Challenging Assumptions

Challenging Assumptions

Lately, I’ve been busy.

I currently run MUX, a local music venue in Richland Wa. We focus on regional and local independent music, producing between one and three shows a month. I’ve been learning a ton – not only about the music industry, booking, production, and promotion, but about myself.

Assumptions are essential for effective life-living and thing-building. You can’t do any one thing without having some preconcieved idea about what you should do, or at least how you should learn to do that thing. However, assumptions are only healthy when they are constantly challenged in your own head.

For example: most MUX shows don’t sell many presale tickets. We generally announce the show three weeks in advance, and offer cheaper presale tickets right away. One or two tickets will sell in the first two weeks, but the majority of the ticket sales will be in the last two days before the show. This is generally fine, aside from the fact that it’s difficult to figure out how many people will show up ahead of time.

Two weeks ago, we put on an outdoor festival called TriFest, in connection with a local art/design/tech/entrepreneurship conference called TriConf. Ten bands (all regional medium-sized bands) played over the two nights of TriConf. Two-day wristbands were $35 presale, $40 day of show, and TriConf attendees received free wristbands. Leading up to the festival, wristband sales looked much the same – one or two wristbands sold in the first two weeks of promotion, and a couple more in the last week.

The first night of the show, almost nobody showed up. The attendees from TriConf trickled in and out, but a grand total of a dozen festival-goers made it out that night. It felt like an utter failure, and I didn’t know why.

Later that night, I was taken aside by a good friend and fellow MUX teammate.
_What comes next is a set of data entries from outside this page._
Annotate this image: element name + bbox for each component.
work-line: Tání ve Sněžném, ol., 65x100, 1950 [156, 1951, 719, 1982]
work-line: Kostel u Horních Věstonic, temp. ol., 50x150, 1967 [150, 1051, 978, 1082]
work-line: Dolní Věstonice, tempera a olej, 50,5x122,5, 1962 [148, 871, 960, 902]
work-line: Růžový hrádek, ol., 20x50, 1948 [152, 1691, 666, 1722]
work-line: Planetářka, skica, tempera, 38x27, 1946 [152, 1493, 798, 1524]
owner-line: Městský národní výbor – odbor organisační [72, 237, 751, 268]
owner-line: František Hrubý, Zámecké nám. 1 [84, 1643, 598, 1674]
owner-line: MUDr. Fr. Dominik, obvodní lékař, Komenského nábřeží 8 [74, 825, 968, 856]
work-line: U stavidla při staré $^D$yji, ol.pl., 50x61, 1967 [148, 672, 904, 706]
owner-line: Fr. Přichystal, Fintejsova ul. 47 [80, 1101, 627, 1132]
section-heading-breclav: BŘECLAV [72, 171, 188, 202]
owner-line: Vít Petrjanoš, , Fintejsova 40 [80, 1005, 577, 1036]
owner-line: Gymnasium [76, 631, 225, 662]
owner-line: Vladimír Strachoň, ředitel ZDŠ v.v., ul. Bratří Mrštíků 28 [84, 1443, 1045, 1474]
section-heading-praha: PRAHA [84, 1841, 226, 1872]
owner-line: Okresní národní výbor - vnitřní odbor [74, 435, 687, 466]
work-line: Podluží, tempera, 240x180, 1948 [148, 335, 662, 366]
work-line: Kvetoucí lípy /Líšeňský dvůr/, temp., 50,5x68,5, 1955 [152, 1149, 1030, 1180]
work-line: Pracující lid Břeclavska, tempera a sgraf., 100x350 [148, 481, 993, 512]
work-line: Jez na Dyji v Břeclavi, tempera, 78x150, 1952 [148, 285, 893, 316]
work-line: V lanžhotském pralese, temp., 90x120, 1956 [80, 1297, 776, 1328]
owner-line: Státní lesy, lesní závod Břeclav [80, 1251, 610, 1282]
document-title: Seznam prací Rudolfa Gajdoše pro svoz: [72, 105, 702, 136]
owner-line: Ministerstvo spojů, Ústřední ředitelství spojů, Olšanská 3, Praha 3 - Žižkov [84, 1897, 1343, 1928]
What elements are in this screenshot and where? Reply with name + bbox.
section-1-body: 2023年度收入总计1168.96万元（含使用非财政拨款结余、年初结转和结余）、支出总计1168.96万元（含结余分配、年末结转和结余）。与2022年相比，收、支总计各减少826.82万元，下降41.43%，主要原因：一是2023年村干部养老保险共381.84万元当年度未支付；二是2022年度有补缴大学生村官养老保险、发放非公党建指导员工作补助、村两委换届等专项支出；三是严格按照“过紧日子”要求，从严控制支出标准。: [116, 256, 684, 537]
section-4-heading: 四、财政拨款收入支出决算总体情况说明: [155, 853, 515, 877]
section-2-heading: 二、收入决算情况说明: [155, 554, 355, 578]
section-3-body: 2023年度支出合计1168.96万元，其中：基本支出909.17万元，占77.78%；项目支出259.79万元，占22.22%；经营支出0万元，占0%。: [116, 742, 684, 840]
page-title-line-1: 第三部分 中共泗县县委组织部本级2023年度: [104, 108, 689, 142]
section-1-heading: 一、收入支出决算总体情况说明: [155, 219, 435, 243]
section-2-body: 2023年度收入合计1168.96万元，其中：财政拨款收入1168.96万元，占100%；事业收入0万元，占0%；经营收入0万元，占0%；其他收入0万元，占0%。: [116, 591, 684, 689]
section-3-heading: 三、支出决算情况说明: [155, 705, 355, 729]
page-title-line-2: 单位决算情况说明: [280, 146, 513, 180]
He told me that he honestly felt that the ticket price had scared off a lot of folks, and that would account for the dissapointing turnout that night. This didn’t come as a shock to me – I had worried about the ticket price – but I realized that my unchallenged assumptions about ticket sale patterns had prevented me from seeing that the price was too high, and people weren’t going to come.

There’s a good cliche out there: “you can’t know what you don’t know”. Assumptions work off the worst side of that – you feel that you have a grasp on whatever’s at hand, but left unchallenged, you’re completely blind to any potential problems that your assumptions don’t account for.

I’m seeking to break down that wall for myself. I need to be able to see the holes in my assumptions and fill them with the information that is already there, waiting for me to ask the right questions to discover it.

Here’s my plan.

  • start asking myself “what if” questions to find parts of my projects that haven’t been considered, and then
  • learn to find people who may have honest perspective on my projects and ask probing questions to gain that perspective myself.
  • to learn to channel the “irrational” anxious feelings that come with new projects into constructive critiscism of my assumptions
  • to document my failures and reference them often in relation to my current projects

In the end, we made the second night of TriFest free to all, and promoted the crap out of it that day, thanks to feedback and ideas from another member of the MUX team. By personally asking people to invite all their friends, writing a blog post on the MUX site about why we made the second night free, and pushing it out on all the interwubs, 300 people came to that night’s show. That’s great, but had I been able to understand how people percieved the ticket pricing ahead of time, the whole weekend could have been packed out, and I could have been selling tickets at greater than $0.

I’d crave your thoughts. How do you challenge your assumptions? Has hindsight enlightened your current planning process? What are some methods that you use to gain perspective when you are planning and executing your projects?